Take for example, the House of Orange and its much-vaunted ‘Protestantism’. In point of fact, its religion had more to do with English pirates who waylaid Spanish ships laden with treasures from the New World and, by so doing, precipitated an economic crisis within the Spanish Empire. This resulted in taxes being levied in the Spanish Netherlands that, in turn gave fuel, or cover, to the developing war between native Reformers and their Catholic overlords, changing the religious course of the Dutch nation and, eventually, the British Isles as well. This is a much grubbier version of history, I grant you, and one based on economics and power—or more simply stated, avarice and pride—rather than theology. Belloc has no time for any version of what was then ‘received history’: the Whig version of history. This was the national story invented by the English oligarchy that had triumphed. Instead, he recounts facts, and it is these alone that exonerate or condemn.
The linking of the 16th-century Protestant revolt with the accumulation of personal wealth is one of the most striking features of the book. Belloc turns on its head the then accepted myth of a popular turning away from Rome. The English Reformation for many, if not most, was no principled theological dispute. Instead, it was for the powerful and the already ennobled a means to become yet more powerful still both politically and economically. This was at the expense of the vast majority of the populace and their age-old faith, now only an inconvenience to be dispensed with through State-sponsored lies and by force if necessary.

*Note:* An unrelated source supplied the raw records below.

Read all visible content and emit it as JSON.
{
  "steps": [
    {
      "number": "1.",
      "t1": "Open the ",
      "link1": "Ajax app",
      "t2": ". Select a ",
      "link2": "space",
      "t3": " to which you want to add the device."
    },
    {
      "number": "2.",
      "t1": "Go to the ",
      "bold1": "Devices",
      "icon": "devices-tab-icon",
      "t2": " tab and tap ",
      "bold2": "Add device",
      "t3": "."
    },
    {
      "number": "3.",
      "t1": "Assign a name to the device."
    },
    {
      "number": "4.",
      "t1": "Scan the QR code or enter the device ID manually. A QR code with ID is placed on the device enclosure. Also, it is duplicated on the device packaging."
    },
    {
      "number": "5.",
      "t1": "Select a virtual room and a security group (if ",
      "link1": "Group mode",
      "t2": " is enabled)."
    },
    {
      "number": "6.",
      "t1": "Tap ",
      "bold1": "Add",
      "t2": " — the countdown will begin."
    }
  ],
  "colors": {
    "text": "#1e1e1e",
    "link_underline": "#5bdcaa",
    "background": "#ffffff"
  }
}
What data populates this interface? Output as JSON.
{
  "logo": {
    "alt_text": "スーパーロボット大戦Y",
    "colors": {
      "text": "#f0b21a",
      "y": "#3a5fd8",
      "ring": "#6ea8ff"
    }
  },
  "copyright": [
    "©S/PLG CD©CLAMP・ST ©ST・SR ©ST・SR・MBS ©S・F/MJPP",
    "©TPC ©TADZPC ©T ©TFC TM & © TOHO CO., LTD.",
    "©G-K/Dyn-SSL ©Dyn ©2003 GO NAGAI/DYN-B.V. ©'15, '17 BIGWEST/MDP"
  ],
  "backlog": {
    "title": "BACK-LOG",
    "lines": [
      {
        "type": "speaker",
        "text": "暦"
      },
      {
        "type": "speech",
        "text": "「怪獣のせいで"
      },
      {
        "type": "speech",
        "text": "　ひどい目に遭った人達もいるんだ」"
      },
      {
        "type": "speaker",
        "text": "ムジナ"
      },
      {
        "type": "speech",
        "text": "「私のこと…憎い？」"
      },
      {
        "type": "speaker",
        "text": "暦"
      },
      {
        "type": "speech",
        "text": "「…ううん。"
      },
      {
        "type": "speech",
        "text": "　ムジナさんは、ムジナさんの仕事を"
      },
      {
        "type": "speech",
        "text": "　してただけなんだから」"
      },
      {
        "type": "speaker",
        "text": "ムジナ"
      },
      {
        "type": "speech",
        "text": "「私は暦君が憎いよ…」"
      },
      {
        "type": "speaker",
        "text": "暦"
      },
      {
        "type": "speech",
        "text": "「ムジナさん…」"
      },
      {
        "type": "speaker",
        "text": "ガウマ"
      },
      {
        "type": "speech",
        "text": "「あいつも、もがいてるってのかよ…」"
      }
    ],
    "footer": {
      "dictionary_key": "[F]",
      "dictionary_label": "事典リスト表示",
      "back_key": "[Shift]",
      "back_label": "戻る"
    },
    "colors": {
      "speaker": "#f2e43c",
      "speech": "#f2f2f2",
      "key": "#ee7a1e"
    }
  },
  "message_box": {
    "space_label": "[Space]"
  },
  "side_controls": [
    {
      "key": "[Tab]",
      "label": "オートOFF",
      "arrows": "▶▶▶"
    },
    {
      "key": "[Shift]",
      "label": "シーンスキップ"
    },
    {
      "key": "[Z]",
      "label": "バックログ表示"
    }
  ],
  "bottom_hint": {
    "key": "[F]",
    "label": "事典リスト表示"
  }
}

In 1930s England, Belloc’s thinking on the events of the 16th century was far from the accepted view. If not quite a formal ‘heresy’ for the then Establishment, at the very least Belloc’s was an interpretation they would have preferred not to see propagated. Nevertheless, throughout the text, Belloc is like a skilled hunter that has ‘Whig history’ constantly in his sights.
During his 1906 campaign to become Member of Parliament for Salford South, Belloc was heckled for being a ‘papist’. Taking his rosary from his pocket he responded: “Sir, so far as possible I hear Mass each day and I go to my knees and tell these beads each night. If that offends you, then I pray God may spare me the indignity of representing you in Parliament.” He was elected. His later disillusionment with politics—he was to leave Parliament after only one term—was to have at least one positive outcome: it left more time for his literary career.
On account of that early exit, we must be grateful, not least for books such as Characters of the Reformation. In this and his other writings, Belloc wielded the sword of truth, cutting through a thicket of lies that had, in the intervening centuries, been erected around those earlier historical events. In this way, he helped bring about a true revision of that whole period. Today’s revisionists would do well to remember that no matter how widely lies are spoken, in the end, they only conjure up unreality. With Hilaire Belloc, we have not just a good and brave companion but also an honest one.